Dindon, dindon! Le pecore del nord di Gran Canaria sono l’ultima specie di bestiame transumante che rimane nell’arcipelago delle Canarie, ed il loro passaggio nei sentieri e nelle strade asfaltate è caratterizzato da un suono inconfondibile. Infatti, portano al collo enormi campanacci (il più grande è adatto per queste occasioni per il suo suono deciso) che vengono sostituiti con altri molto più piccoli quando arrivano a destinazione.
Le pecore di Gáldar partono all’inizio dell’estate da luoghi come Fagajesto, Caideros o Lomo del Palo e passano la stagione in zone alte, nelle vette dell’isola che si trovano nella zona occidentale e meridionale. Torneranno prima dell’arrivo dell’autunno ai pascoli verdi del nord, in tempo per le piogge che irrigano i campi e fanno crescere l'erba che le sfamerà.
Mentre all’inizio di ogni estate con la tosatura sono rasate, fresche, senza tutto il pelo che normalmente ricopre il loro corpo, in autunno ritornano a correre "spettinate" nei pascoli verdi, che sono il loro territorio prediletto.
Nel transito dall’autunno all’inverno le pecore partoriranno; gli agnellini, soprattutto con l’avvicinarsi del Natale, andranno ad arricchire la gastronomia delle festività, mentre le pecorelle saranno la generazione successiva che produrrà il latte per i formaggi. È la legge della vita in questa società d’origine agropastorale, che adesso vive di turismo, ma che continua ad aver bisogno d’alimentare il suo corpo con il cibo, ed il suo spirito con le soddisfazioni e tradizioni.
Un ciclo che si ripete ogni anno e che inoltre, per ogni pastore ha una routine quotidiana: mungere, prendersi cura e pascolare i suoi animali. A tutto ciò si deve quello che tutti apprezziamo –o dovremmo apprezzare– infinitamente, quando ci sediamo a mangiare e possiamo gustare un formaggio di caglio animale o vegetale (in questo caso del fiore del cardo silvestre, con latte di capra e/o di vacca), che è squisito, grazie allo sforzo e dedizione di poche famiglie che mantengono vivo questo prodotto tradizionale e insostituibile.

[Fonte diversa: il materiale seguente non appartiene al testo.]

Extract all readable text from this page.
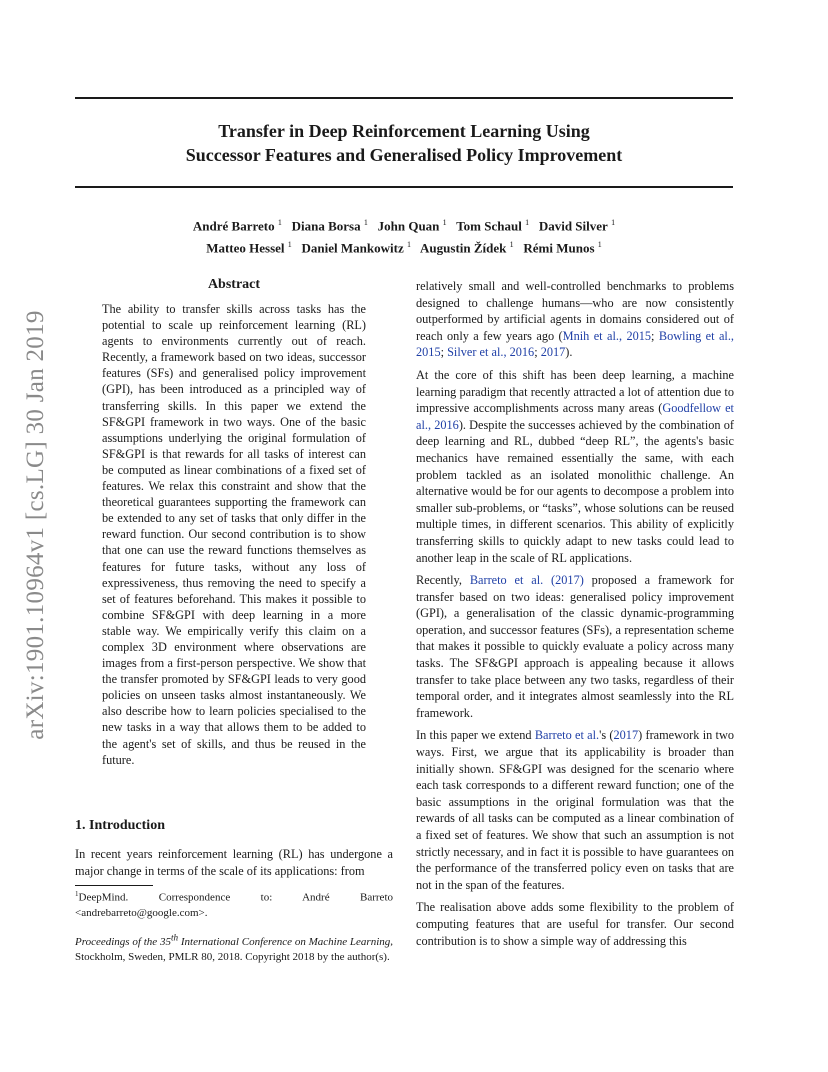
Transfer in Deep Reinforcement Learning Using
Successor Features and Generalised Policy Improvement
André Barreto $^1$ Diana Borsa $^1$ John Quan $^1$ Tom Schaul $^1$ David Silver $^1$
Matteo Hessel $^1$ Daniel Mankowitz $^1$ Augustin Žídek $^1$ Rémi Munos $^1$
arXiv:1901.10964v1 [cs.LG] 30 Jan 2019
Abstract
The ability to transfer skills across tasks has the potential to scale up reinforcement learning (RL) agents to environments currently out of reach. Recently, a framework based on two ideas, successor features (SFs) and generalised policy improvement (GPI), has been introduced as a principled way of transferring skills. In this paper we extend the SF&GPI framework in two ways. One of the basic assumptions underlying the original formulation of SF&GPI is that rewards for all tasks of interest can be computed as linear combinations of a fixed set of features. We relax this constraint and show that the theoretical guarantees supporting the framework can be extended to any set of tasks that only differ in the reward function. Our second contribution is to show that one can use the reward functions themselves as features for future tasks, without any loss of expressiveness, thus removing the need to specify a set of features beforehand. This makes it possible to combine SF&GPI with deep learning in a more stable way. We empirically verify this claim on a complex 3D environment where observations are images from a first-person perspective. We show that the transfer promoted by SF&GPI leads to very good policies on unseen tasks almost instantaneously. We also describe how to learn policies specialised to the new tasks in a way that allows them to be added to the agent's set of skills, and thus be reused in the future.
1. Introduction
In recent years reinforcement learning (RL) has undergone a major change in terms of the scale of its applications: from
$^1$DeepMind. Correspondence to: André Barreto <andrebarreto@google.com>.
Proceedings of the 35th International Conference on Machine Learning, Stockholm, Sweden, PMLR 80, 2018. Copyright 2018 by the author(s).

relatively small and well-controlled benchmarks to problems designed to challenge humans—who are now consistently outperformed by artificial agents in domains considered out of reach only a few years ago (Mnih et al., 2015; Bowling et al., 2015; Silver et al., 2016; 2017).

At the core of this shift has been deep learning, a machine learning paradigm that recently attracted a lot of attention due to impressive accomplishments across many areas (Goodfellow et al., 2016). Despite the successes achieved by the combination of deep learning and RL, dubbed “deep RL”, the agents's basic mechanics have remained essentially the same, with each problem tackled as an isolated monolithic challenge. An alternative would be for our agents to decompose a problem into smaller sub-problems, or “tasks”, whose solutions can be reused multiple times, in different scenarios. This ability of explicitly transferring skills to quickly adapt to new tasks could lead to another leap in the scale of RL applications.

Recently, Barreto et al. (2017) proposed a framework for transfer based on two ideas: generalised policy improvement (GPI), a generalisation of the classic dynamic-programming operation, and successor features (SFs), a representation scheme that makes it possible to quickly evaluate a policy across many tasks. The SF&GPI approach is appealing because it allows transfer to take place between any two tasks, regardless of their temporal order, and it integrates almost seamlessly into the RL framework.

In this paper we extend Barreto et al.'s (2017) framework in two ways. First, we argue that its applicability is broader than initially shown. SF&GPI was designed for the scenario where each task corresponds to a different reward function; one of the basic assumptions in the original formulation was that the rewards of all tasks can be computed as a linear combination of a fixed set of features. We show that such an assumption is not strictly necessary, and in fact it is possible to have guarantees on the performance of the transferred policy even on tasks that are not in the span of the features.

The realisation above adds some flexibility to the problem of computing features that are useful for transfer. Our second contribution is to show a simple way of addressing this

Per queste famiglie esistono delle feste popolari come la Fiesta de la Lana o la Feria del Queso (formaggio), mentre per gli agricoltori ci sono altri eventi come la Fiesta de la Cebolla (cipolla). La tradizione è talmente forte che da queste parti essere “cipollaio” equivale ad essere “galdense”, cioè persona nata a Gáldar (come testimoniato in pubblicazioni quali il Gran dizionario della lingua canaria, di Alfonso O’Shanahan).
Parlando di cipolle, possiamo dire che alle Canarie abbiamo una certa varietà di questo bulbo dalle grandi proprietà antibiotiche naturali, tra le quali si distingue la “cipolla di Gáldar”, chiamata così per togliere qualsiasi dubbio in merito alla sua origine, legata evidentemente alle virtù della sua qualità (bianca per piatti e fritture, rossa per insalate).
Anche lei si spettina. “La cipolla ha bisogno di due cose, sole e vento: più c’è sole e vento meglio è. Infatti, il vento muove la pianta e la fa uscire in superficie”, spiega un agricoltore di questo prodotto. Inoltre, poiché “non si può sotterrare molto quando si pianta”, il bulbo quando nasce non è sotto terra, è visibile.. Aggiungiamo il vento che tanto le piace e avremo una pianta con le foglie "spettinate".